Mr. Hardler came to raw milk by way of beef. Customers purchasing Hardler Farm’s grass-fed meat products started requesting unpasteurized milk a few years ago. After a year of clearing regulatory and inspection requirements to obtain a retail sales license and investing $15,000 to start, Mr. Hardler began selling raw milk through retailers.
“It’s taken a lot of work,” Mr. Hardler said, standing in a bleach-scented area outside his 8-foot-by-7-foot bottling room. “We didn’t just sit on the farm and say, ‘Gee, we hope somebody will buy this.’â??”
Mr. Hardler, his wife, Tami, and family members took the product directly to grocers and health-food store owners, gave them samples and asked them to stock it.
“It was like drinking ice cream. It was fantastic,” said Rocco Riccardo, whose family owns Riccardo’s Market in Dunmore. His store began selling Hardler Farm’s raw milk late last year.
“The people who buy it love it,” Mr. Riccardo said. “It warrants a spot in my dairy case.”
Customers pay a premium for Hardler Farm’s raw milk, which typically retails for about $5.50 a gallon. A gallon of conventional whole milk sells for about $3.50.
“The jug, the label and the cap cost me 98 cents for that gallon,” Mr. Hardler said. Transportation costs about 60 cents a gallon, he said.
It also takes him about 3½ hours to bottle 100 gallons of milk. A standard dairy plant bottles about 800 gallons of milk an hour, he said.
Gerrity’s Supermarket began selling Hardler Farm’s raw milk early this year at its stores on Keyser Avenue and Meadow Avenue in Scranton, and in Clarks Summit.
“I love to see local farmers and local businesses prosper,” co-owner Joe Fasula said.
He and Mr. Riccardo brush off the health controversy associated with raw milk.
“It’s no more dangerous than eating anything else,” Mr. Riccardo said.
“It’s like eating medium-rare ground beef,” Mr. Fasula said. “You have to have a very good immune system.”
The Center for Science in the Public Interest, a Washington-based health-policy organization, says the risks from consuming raw milk are serious and the health benefits are overblown.
“Raw milk is perhaps the most dangerous food product that people are consuming today,” said Sarah Klein, a food safety lawyer at the center. “The benefits of raw milk are so overstated. I would liken it to snake oil.”
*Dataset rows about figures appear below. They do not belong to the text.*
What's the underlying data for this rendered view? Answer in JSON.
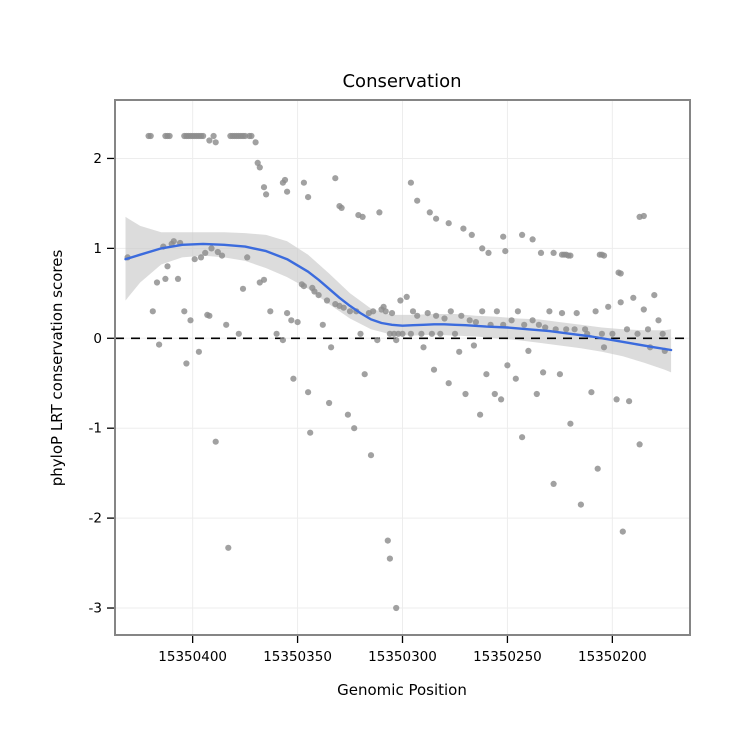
{
  "chart_data": {
    "type": "scatter",
    "title": "Conservation",
    "xlabel": "Genomic Position",
    "ylabel": "phyloP LRT conservation scores",
    "x_ticks": [
      15350400,
      15350350,
      15350300,
      15350250,
      15350200
    ],
    "y_ticks": [
      -3,
      -2,
      -1,
      0,
      1,
      2
    ],
    "xlim": [
      15350437,
      15350163
    ],
    "x_reversed": true,
    "ylim": [
      -3.3,
      2.65
    ],
    "grid": true,
    "legend": "none",
    "reference_line_y": 0,
    "colors": {
      "point": "#8c8c8c",
      "smooth": "#3b6bdd",
      "band": "#c9c9c9",
      "grid": "#ededed",
      "border": "#858585",
      "reference": "#000000",
      "panel": "#ffffff"
    },
    "points": [
      [
        15350431,
        0.9
      ],
      [
        15350421,
        2.25
      ],
      [
        15350420,
        2.25
      ],
      [
        15350419,
        0.3
      ],
      [
        15350417,
        0.62
      ],
      [
        15350416,
        -0.07
      ],
      [
        15350414,
        1.02
      ],
      [
        15350413,
        2.25
      ],
      [
        15350413,
        0.66
      ],
      [
        15350412,
        2.25
      ],
      [
        15350412,
        0.8
      ],
      [
        15350411,
        2.25
      ],
      [
        15350410,
        1.05
      ],
      [
        15350409,
        1.08
      ],
      [
        15350407,
        0.66
      ],
      [
        15350406,
        1.06
      ],
      [
        15350404,
        2.25
      ],
      [
        15350404,
        0.3
      ],
      [
        15350403,
        2.25
      ],
      [
        15350403,
        -0.28
      ],
      [
        15350402,
        2.25
      ],
      [
        15350401,
        2.25
      ],
      [
        15350401,
        0.2
      ],
      [
        15350400,
        2.25
      ],
      [
        15350399,
        2.25
      ],
      [
        15350399,
        0.88
      ],
      [
        15350398,
        2.25
      ],
      [
        15350397,
        2.25
      ],
      [
        15350397,
        -0.15
      ],
      [
        15350396,
        2.25
      ],
      [
        15350396,
        0.9
      ],
      [
        15350395,
        2.25
      ],
      [
        15350394,
        0.95
      ],
      [
        15350393,
        0.26
      ],
      [
        15350392,
        2.2
      ],
      [
        15350392,
        0.25
      ],
      [
        15350391,
        1.0
      ],
      [
        15350390,
        2.25
      ],
      [
        15350389,
        2.18
      ],
      [
        15350389,
        -1.15
      ],
      [
        15350388,
        0.96
      ],
      [
        15350386,
        0.92
      ],
      [
        15350384,
        0.15
      ],
      [
        15350383,
        -2.33
      ],
      [
        15350382,
        2.25
      ],
      [
        15350381,
        2.25
      ],
      [
        15350380,
        2.25
      ],
      [
        15350379,
        2.25
      ],
      [
        15350378,
        2.25
      ],
      [
        15350378,
        0.05
      ],
      [
        15350377,
        2.25
      ],
      [
        15350376,
        2.25
      ],
      [
        15350376,
        0.55
      ],
      [
        15350375,
        2.25
      ],
      [
        15350374,
        0.9
      ],
      [
        15350373,
        2.25
      ],
      [
        15350372,
        2.25
      ],
      [
        15350370,
        2.18
      ],
      [
        15350369,
        1.95
      ],
      [
        15350368,
        1.9
      ],
      [
        15350368,
        0.62
      ],
      [
        15350366,
        1.68
      ],
      [
        15350366,
        0.65
      ],
      [
        15350365,
        1.6
      ],
      [
        15350363,
        0.3
      ],
      [
        15350360,
        0.05
      ],
      [
        15350357,
        1.73
      ],
      [
        15350357,
        -0.02
      ],
      [
        15350356,
        1.76
      ],
      [
        15350355,
        1.63
      ],
      [
        15350355,
        0.28
      ],
      [
        15350353,
        0.2
      ],
      [
        15350352,
        -0.45
      ],
      [
        15350350,
        0.18
      ],
      [
        15350348,
        0.6
      ],
      [
        15350347,
        1.73
      ],
      [
        15350347,
        0.58
      ],
      [
        15350345,
        1.57
      ],
      [
        15350345,
        -0.6
      ],
      [
        15350344,
        -1.05
      ],
      [
        15350343,
        0.56
      ],
      [
        15350342,
        0.52
      ],
      [
        15350340,
        0.48
      ],
      [
        15350338,
        0.15
      ],
      [
        15350336,
        0.42
      ],
      [
        15350335,
        -0.72
      ],
      [
        15350334,
        -0.1
      ],
      [
        15350332,
        1.78
      ],
      [
        15350332,
        0.38
      ],
      [
        15350330,
        1.47
      ],
      [
        15350330,
        0.36
      ],
      [
        15350329,
        1.45
      ],
      [
        15350328,
        0.34
      ],
      [
        15350326,
        -0.85
      ],
      [
        15350325,
        0.3
      ],
      [
        15350323,
        -1.0
      ],
      [
        15350322,
        0.3
      ],
      [
        15350321,
        1.37
      ],
      [
        15350320,
        0.05
      ],
      [
        15350319,
        1.35
      ],
      [
        15350318,
        -0.4
      ],
      [
        15350316,
        0.28
      ],
      [
        15350315,
        -1.3
      ],
      [
        15350314,
        0.3
      ],
      [
        15350312,
        -0.02
      ],
      [
        15350311,
        1.4
      ],
      [
        15350310,
        0.32
      ],
      [
        15350309,
        0.35
      ],
      [
        15350308,
        0.3
      ],
      [
        15350307,
        -2.25
      ],
      [
        15350306,
        0.05
      ],
      [
        15350306,
        -2.45
      ],
      [
        15350305,
        0.28
      ],
      [
        15350304,
        0.05
      ],
      [
        15350303,
        -3.0
      ],
      [
        15350303,
        -0.02
      ],
      [
        15350302,
        0.05
      ],
      [
        15350301,
        0.42
      ],
      [
        15350300,
        0.05
      ],
      [
        15350298,
        0.46
      ],
      [
        15350296,
        1.73
      ],
      [
        15350296,
        0.05
      ],
      [
        15350295,
        0.3
      ],
      [
        15350293,
        1.53
      ],
      [
        15350293,
        0.25
      ],
      [
        15350291,
        0.05
      ],
      [
        15350290,
        -0.1
      ],
      [
        15350288,
        0.28
      ],
      [
        15350287,
        1.4
      ],
      [
        15350286,
        0.05
      ],
      [
        15350285,
        -0.35
      ],
      [
        15350284,
        1.33
      ],
      [
        15350284,
        0.25
      ],
      [
        15350282,
        0.05
      ],
      [
        15350280,
        0.22
      ],
      [
        15350278,
        1.28
      ],
      [
        15350278,
        -0.5
      ],
      [
        15350277,
        0.3
      ],
      [
        15350275,
        0.05
      ],
      [
        15350273,
        -0.15
      ],
      [
        15350272,
        0.25
      ],
      [
        15350271,
        1.22
      ],
      [
        15350270,
        -0.62
      ],
      [
        15350268,
        0.2
      ],
      [
        15350267,
        1.15
      ],
      [
        15350266,
        -0.08
      ],
      [
        15350265,
        0.18
      ],
      [
        15350263,
        -0.85
      ],
      [
        15350262,
        1.0
      ],
      [
        15350262,
        0.3
      ],
      [
        15350260,
        -0.4
      ],
      [
        15350259,
        0.95
      ],
      [
        15350258,
        0.15
      ],
      [
        15350256,
        -0.62
      ],
      [
        15350255,
        0.3
      ],
      [
        15350253,
        -0.68
      ],
      [
        15350252,
        1.13
      ],
      [
        15350252,
        0.15
      ],
      [
        15350251,
        0.97
      ],
      [
        15350250,
        -0.3
      ],
      [
        15350248,
        0.2
      ],
      [
        15350246,
        -0.45
      ],
      [
        15350245,
        0.3
      ],
      [
        15350243,
        1.15
      ],
      [
        15350243,
        -1.1
      ],
      [
        15350242,
        0.15
      ],
      [
        15350240,
        -0.14
      ],
      [
        15350238,
        1.1
      ],
      [
        15350238,
        0.2
      ],
      [
        15350236,
        -0.62
      ],
      [
        15350235,
        0.15
      ],
      [
        15350234,
        0.95
      ],
      [
        15350233,
        -0.38
      ],
      [
        15350232,
        0.12
      ],
      [
        15350230,
        0.3
      ],
      [
        15350228,
        0.95
      ],
      [
        15350228,
        -1.62
      ],
      [
        15350227,
        0.1
      ],
      [
        15350225,
        -0.4
      ],
      [
        15350224,
        0.93
      ],
      [
        15350224,
        0.28
      ],
      [
        15350223,
        0.93
      ],
      [
        15350222,
        0.93
      ],
      [
        15350222,
        0.1
      ],
      [
        15350221,
        0.92
      ],
      [
        15350220,
        0.92
      ],
      [
        15350220,
        -0.95
      ],
      [
        15350218,
        0.1
      ],
      [
        15350217,
        0.28
      ],
      [
        15350215,
        -1.85
      ],
      [
        15350213,
        0.1
      ],
      [
        15350212,
        0.05
      ],
      [
        15350210,
        -0.6
      ],
      [
        15350208,
        0.3
      ],
      [
        15350207,
        -1.45
      ],
      [
        15350206,
        0.93
      ],
      [
        15350205,
        0.93
      ],
      [
        15350205,
        0.05
      ],
      [
        15350204,
        0.92
      ],
      [
        15350204,
        -0.1
      ],
      [
        15350202,
        0.35
      ],
      [
        15350200,
        0.05
      ],
      [
        15350198,
        -0.68
      ],
      [
        15350197,
        0.73
      ],
      [
        15350196,
        0.72
      ],
      [
        15350196,
        0.4
      ],
      [
        15350195,
        -2.15
      ],
      [
        15350193,
        0.1
      ],
      [
        15350192,
        -0.7
      ],
      [
        15350190,
        0.45
      ],
      [
        15350188,
        0.05
      ],
      [
        15350187,
        1.35
      ],
      [
        15350187,
        -1.18
      ],
      [
        15350185,
        1.36
      ],
      [
        15350185,
        0.32
      ],
      [
        15350183,
        0.1
      ],
      [
        15350182,
        -0.1
      ],
      [
        15350180,
        0.48
      ],
      [
        15350178,
        0.2
      ],
      [
        15350176,
        0.05
      ],
      [
        15350175,
        -0.14
      ]
    ],
    "smooth_line": [
      [
        15350432,
        0.88
      ],
      [
        15350425,
        0.93
      ],
      [
        15350415,
        1.0
      ],
      [
        15350405,
        1.04
      ],
      [
        15350395,
        1.05
      ],
      [
        15350385,
        1.04
      ],
      [
        15350375,
        1.02
      ],
      [
        15350365,
        0.97
      ],
      [
        15350355,
        0.88
      ],
      [
        15350345,
        0.74
      ],
      [
        15350340,
        0.65
      ],
      [
        15350335,
        0.55
      ],
      [
        15350330,
        0.45
      ],
      [
        15350325,
        0.36
      ],
      [
        15350320,
        0.28
      ],
      [
        15350315,
        0.21
      ],
      [
        15350310,
        0.17
      ],
      [
        15350305,
        0.15
      ],
      [
        15350300,
        0.14
      ],
      [
        15350295,
        0.145
      ],
      [
        15350290,
        0.15
      ],
      [
        15350285,
        0.155
      ],
      [
        15350280,
        0.155
      ],
      [
        15350275,
        0.15
      ],
      [
        15350270,
        0.145
      ],
      [
        15350260,
        0.13
      ],
      [
        15350250,
        0.12
      ],
      [
        15350240,
        0.1
      ],
      [
        15350230,
        0.08
      ],
      [
        15350220,
        0.05
      ],
      [
        15350210,
        0.02
      ],
      [
        15350200,
        -0.02
      ],
      [
        15350190,
        -0.06
      ],
      [
        15350180,
        -0.1
      ],
      [
        15350172,
        -0.13
      ]
    ],
    "confidence_band": [
      [
        15350432,
        0.42,
        1.35
      ],
      [
        15350425,
        0.62,
        1.25
      ],
      [
        15350415,
        0.82,
        1.18
      ],
      [
        15350405,
        0.9,
        1.18
      ],
      [
        15350395,
        0.92,
        1.18
      ],
      [
        15350385,
        0.9,
        1.18
      ],
      [
        15350375,
        0.86,
        1.17
      ],
      [
        15350365,
        0.78,
        1.15
      ],
      [
        15350355,
        0.68,
        1.08
      ],
      [
        15350345,
        0.55,
        0.93
      ],
      [
        15350335,
        0.38,
        0.72
      ],
      [
        15350325,
        0.22,
        0.5
      ],
      [
        15350315,
        0.1,
        0.33
      ],
      [
        15350305,
        0.04,
        0.26
      ],
      [
        15350295,
        0.03,
        0.26
      ],
      [
        15350285,
        0.04,
        0.27
      ],
      [
        15350275,
        0.03,
        0.27
      ],
      [
        15350265,
        0.02,
        0.25
      ],
      [
        15350255,
        0.0,
        0.24
      ],
      [
        15350245,
        -0.02,
        0.22
      ],
      [
        15350235,
        -0.05,
        0.21
      ],
      [
        15350225,
        -0.08,
        0.18
      ],
      [
        15350215,
        -0.11,
        0.15
      ],
      [
        15350205,
        -0.15,
        0.12
      ],
      [
        15350195,
        -0.2,
        0.1
      ],
      [
        15350185,
        -0.27,
        0.09
      ],
      [
        15350175,
        -0.35,
        0.09
      ],
      [
        15350172,
        -0.38,
        0.1
      ]
    ]
  }
}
Raw milk sales are illegal in some states, including New Jersey, Delaware and Maryland. Ten states, including Pennsylvania, allow retail sales of raw milk.
Although the state and federal governments do not track consumption or sales of raw milk, the CDC estimated in 2007 that 3 percent of the U.S. population – approximately 9 million people – consume unpasteurized milk products.
Since 2006, at least seven disease outbreaks linked to raw milk consumption have affected almost 200 people in Pennsylvania, according to the state Department of Health.
Nevertheless, raw milk’s popularity is increasing, Dr. Dunn said. There are 153 raw-milk sales permits in Pennsylvania, according to the state Department of Agriculture, more than double the 75 licenses in 2007.
“It’s easy to get caught up in the local food movement,” Dr. Dunn said. “The true believers are intensely loyal. The idea is that the mainline food system is sucking all the good stuff out of the things that are coming out of the fields.”
Mr. Hardler’s 23-head milking herd spends much of a typical day in the fields at his farm. The herd feeds almost exclusively on grass and hay and includes normande, Dutch belted, brown Swiss, jersey and lineback cows.
He distributes about 500 gallons of raw milk weekly to retailers and ships about 1,500 pounds of milk three times a week to a commercial dairy. About 20 gallons of unsold raw milk return weekly to the farm, he said.
Unpasteurized milk is chilled to 34 degrees before bottling, undergoes regular independent lab tests for bacteria and is transported to retailers in cooler boxes packed with ice, Mr. Hardler said.
“I’ve always been looking for something to enhance the business,” he said. “We are changing with the customers’ requests.”